In unit tests, I like to only test a single method in isolation, with all of it’s dependencies mocked. So in a domain layer method, that depends on some infrastructure layer code that itself does the DB access, I mock the DB access layer. And the DB access layer already hides the SQL, so you’re mocking “normal” objects/methods, not SQL.

However, when unit testing the DB access code itself, I like to connect to a real-but-embedded database (for example with JVM projects, these guys have some great embedded DB libs: https://github.com/flapdoodle-oss), with a different DB per test class (different test classes run concurrently), but no cleanup between test cases (which run sequentially). This lets me test the SQL queries themselves.

Integration tests are a different story, they run against actual deployed versions of services, with real everything (including databases), nothing is mocked.

Typically there is no issue with running parallel tests against a real database. I just wrap every test case in a transaction and turn the transactions into subtransactions. This way you can just rollback at the end of each test.
We typically have multiple options in our tests - some SQL logic is testable in sqlite itself, while others (crap like arrays and datediffs) we try to run on an actual postgres instance. Snowflake has been the most annoying, since it doesn't support transactions and is also relatively slow anyways.
I agree with you. SQL needs to be integration tests. In this era of Docker spinning up a DB should be easy.
Yep, this is the pattern I usually use. It's useful to put tests that hit a real DB behind a build flag, for situations where a DB might not be present. Also since I prefer to bake migrations into my application, those get thoroughly tested as well.
We require that CI builds are self-contained. So if you need a database, run it. Others mentioned Docker. Specifically there is Testcontainers. If you need cross-service integration, those don't belong in your CI builds. (So the tech/setup can also be a bit different.)
I may be naive, but do people with slow DB tests put the DB in a tmpfs to improve performance?
We do this all the time. Our tests run against SQLite (I use Mariadb in prod).

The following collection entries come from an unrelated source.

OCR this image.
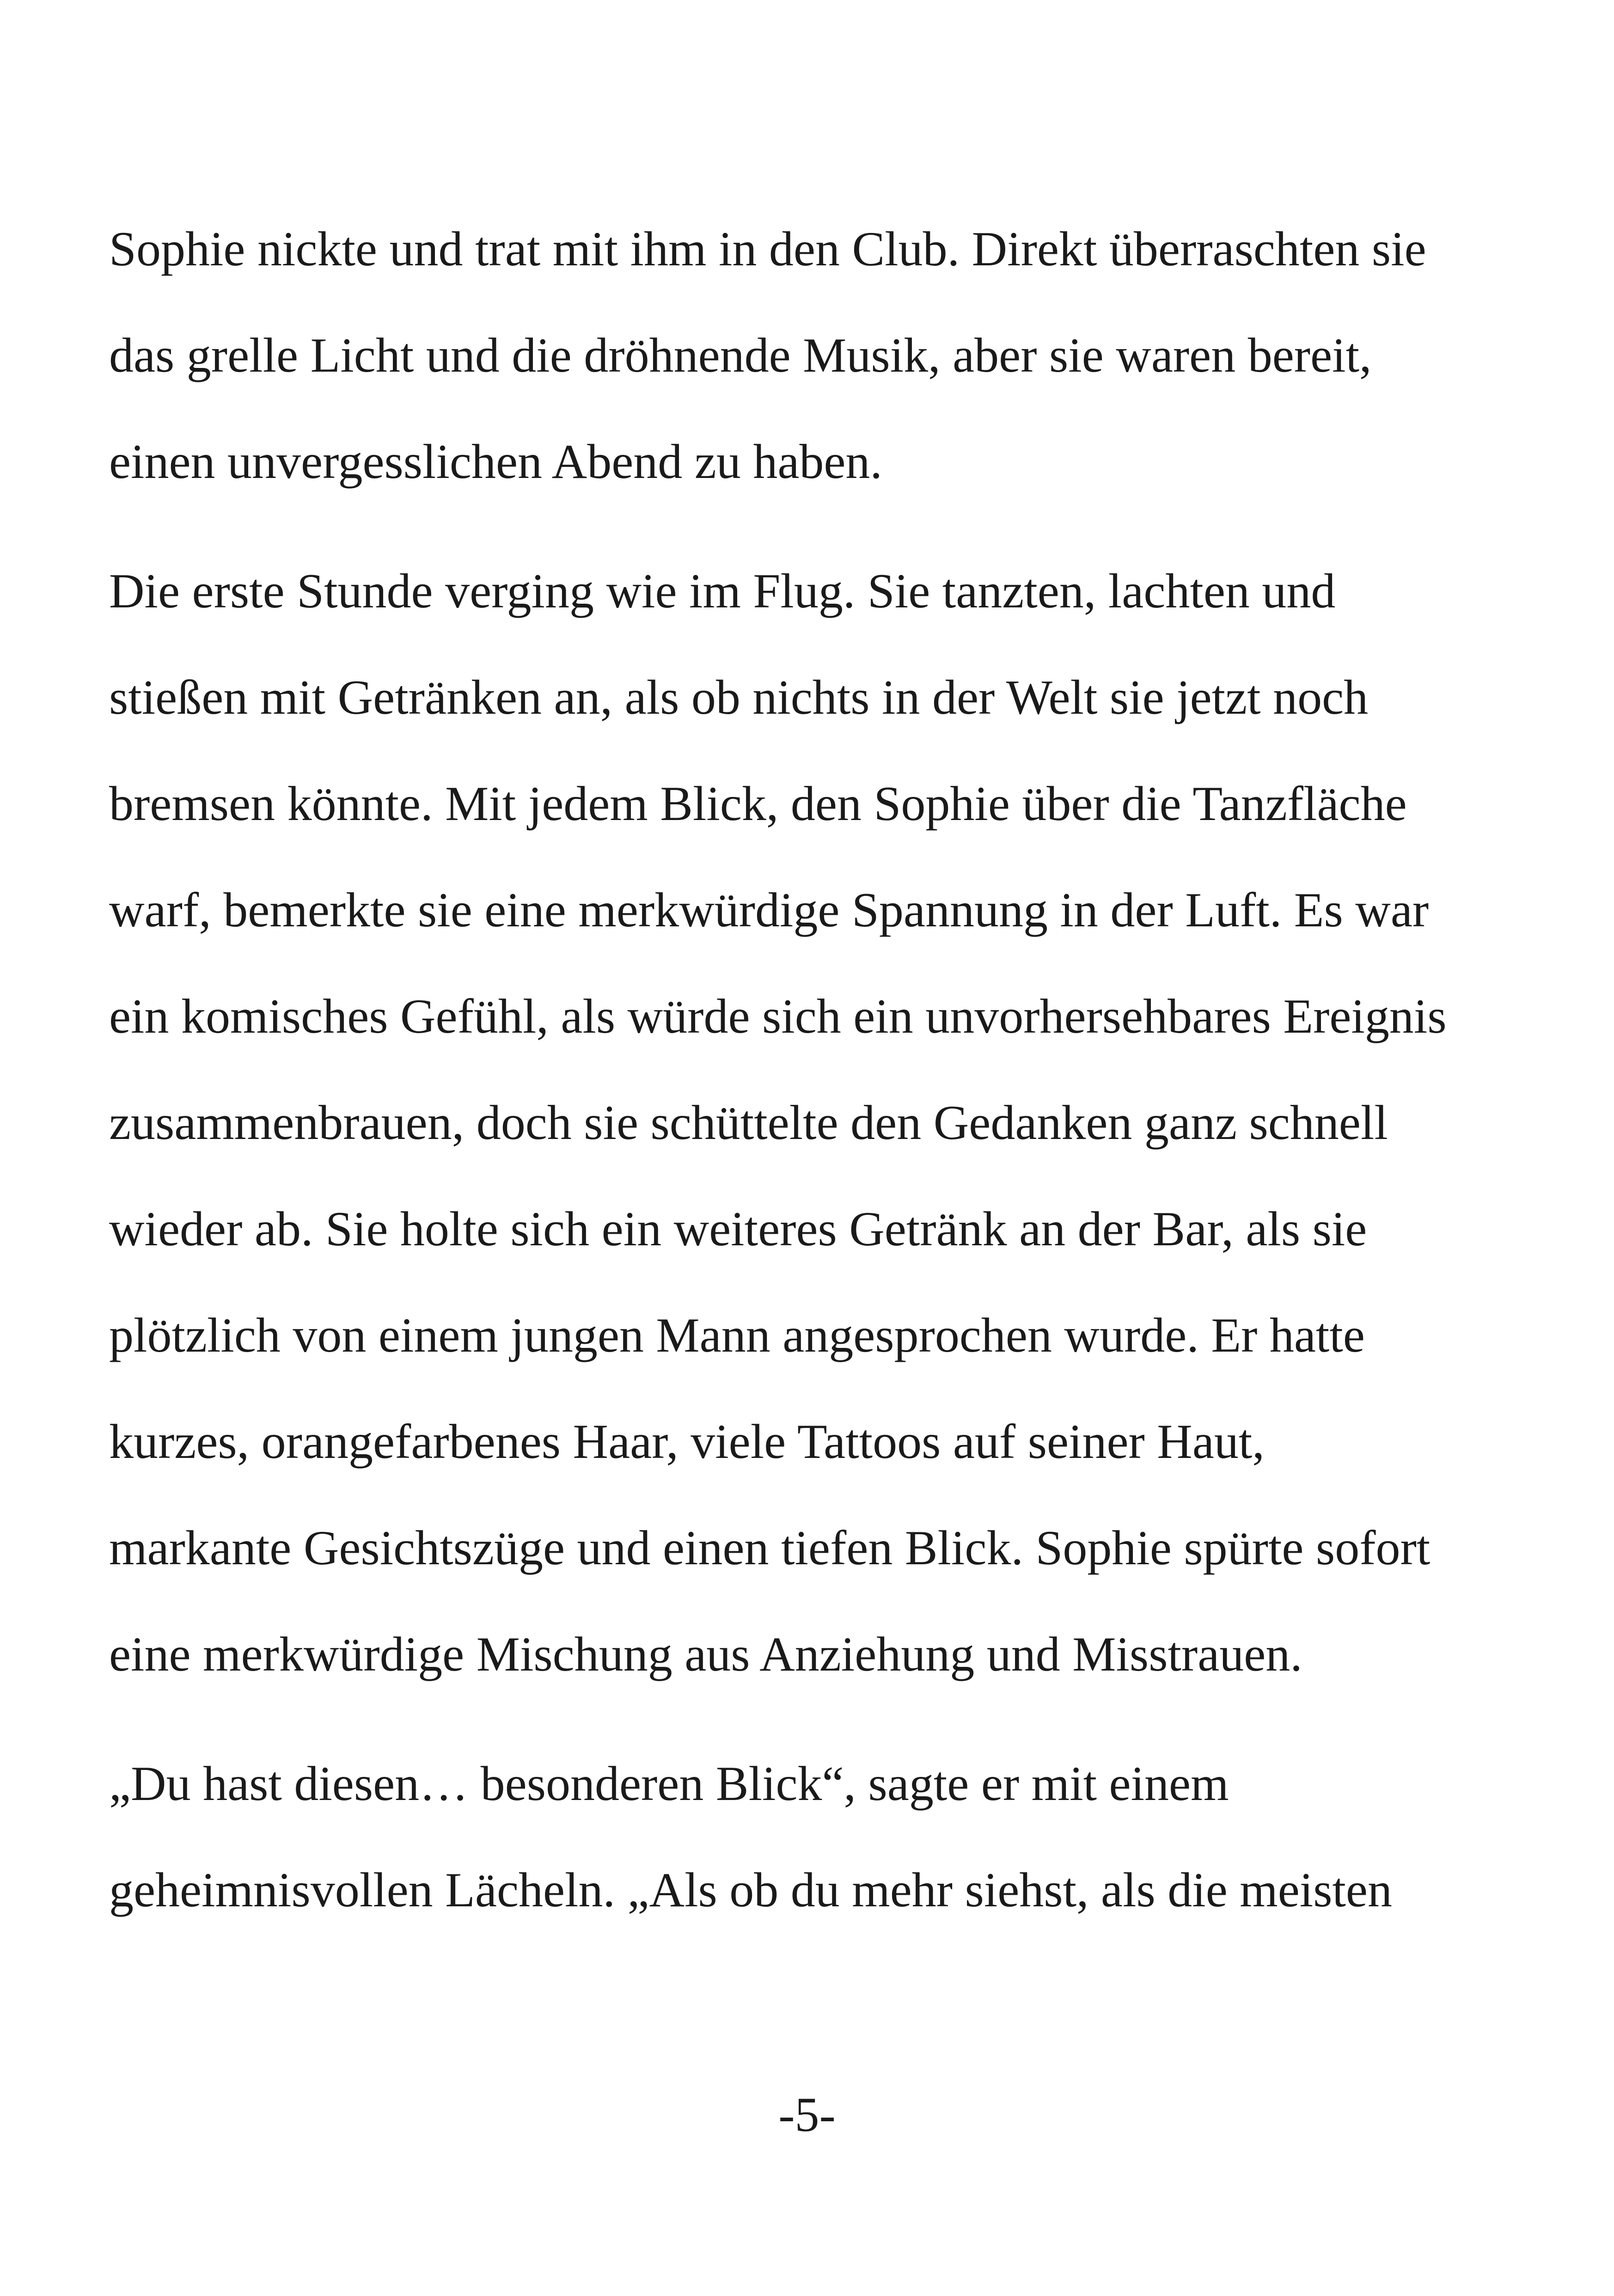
Sophie nickte und trat mit ihm in den Club. Direkt überraschten sie
das grelle Licht und die dröhnende Musik, aber sie waren bereit,
einen unvergesslichen Abend zu haben.

Die erste Stunde verging wie im Flug. Sie tanzten, lachten und
stießen mit Getränken an, als ob nichts in der Welt sie jetzt noch
bremsen könnte. Mit jedem Blick, den Sophie über die Tanzfläche
warf, bemerkte sie eine merkwürdige Spannung in der Luft. Es war
ein komisches Gefühl, als würde sich ein unvorhersehbares Ereignis
zusammenbrauen, doch sie schüttelte den Gedanken ganz schnell
wieder ab. Sie holte sich ein weiteres Getränk an der Bar, als sie
plötzlich von einem jungen Mann angesprochen wurde. Er hatte
kurzes, orangefarbenes Haar, viele Tattoos auf seiner Haut,
markante Gesichtszüge und einen tiefen Blick. Sophie spürte sofort
eine merkwürdige Mischung aus Anziehung und Misstrauen.

„Du hast diesen… besonderen Blick“, sagte er mit einem
geheimnisvollen Lächeln. „Als ob du mehr siehst, als die meisten

-5-
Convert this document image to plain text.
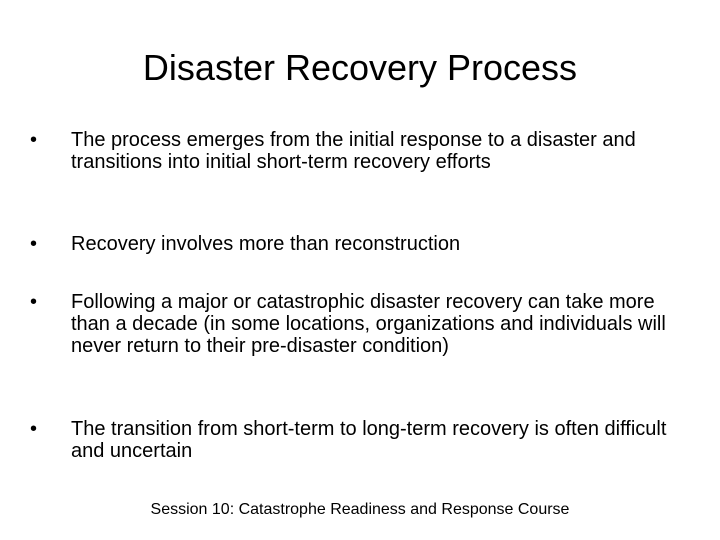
Disaster Recovery Process
•	The process emerges from the initial response to a disaster and transitions into initial short-term recovery efforts
•	Recovery involves more than reconstruction
•	Following a major or catastrophic disaster recovery can take more than a decade (in some locations, organizations and individuals will never return to their pre-disaster condition)
•	The transition from short-term to long-term recovery is often difficult and uncertain
Session 10: Catastrophe Readiness and Response Course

Each parallel testrun gets its own path in /dev/shm/xx so everything is in ram as well.

If you're using SQLite, why the indirection of an in-memory filesystem rather than SQLite's in-memory database feature?
Not the person you're asking this, but N connections to sqlite :memory: backend results in N separate database instances.

This can be worked around in some scenarios, but not always & reliably. Most importantly, you can't reach the same in-memory database from multiple processes.

https://www.sqlite.org/inmemorydb.html

I have used libeatmydata to help with this, but you just made me realize that in my current project I could just dump the test db to RAM. Thanks for the tip!
For integration testing I'm sure people do all sorts of "interesting" things. For unit tests in an automated CI build, it is often more desirable to have a smaller subset of data, which presumably is less slow, since tests there also focus on more isolated workflows.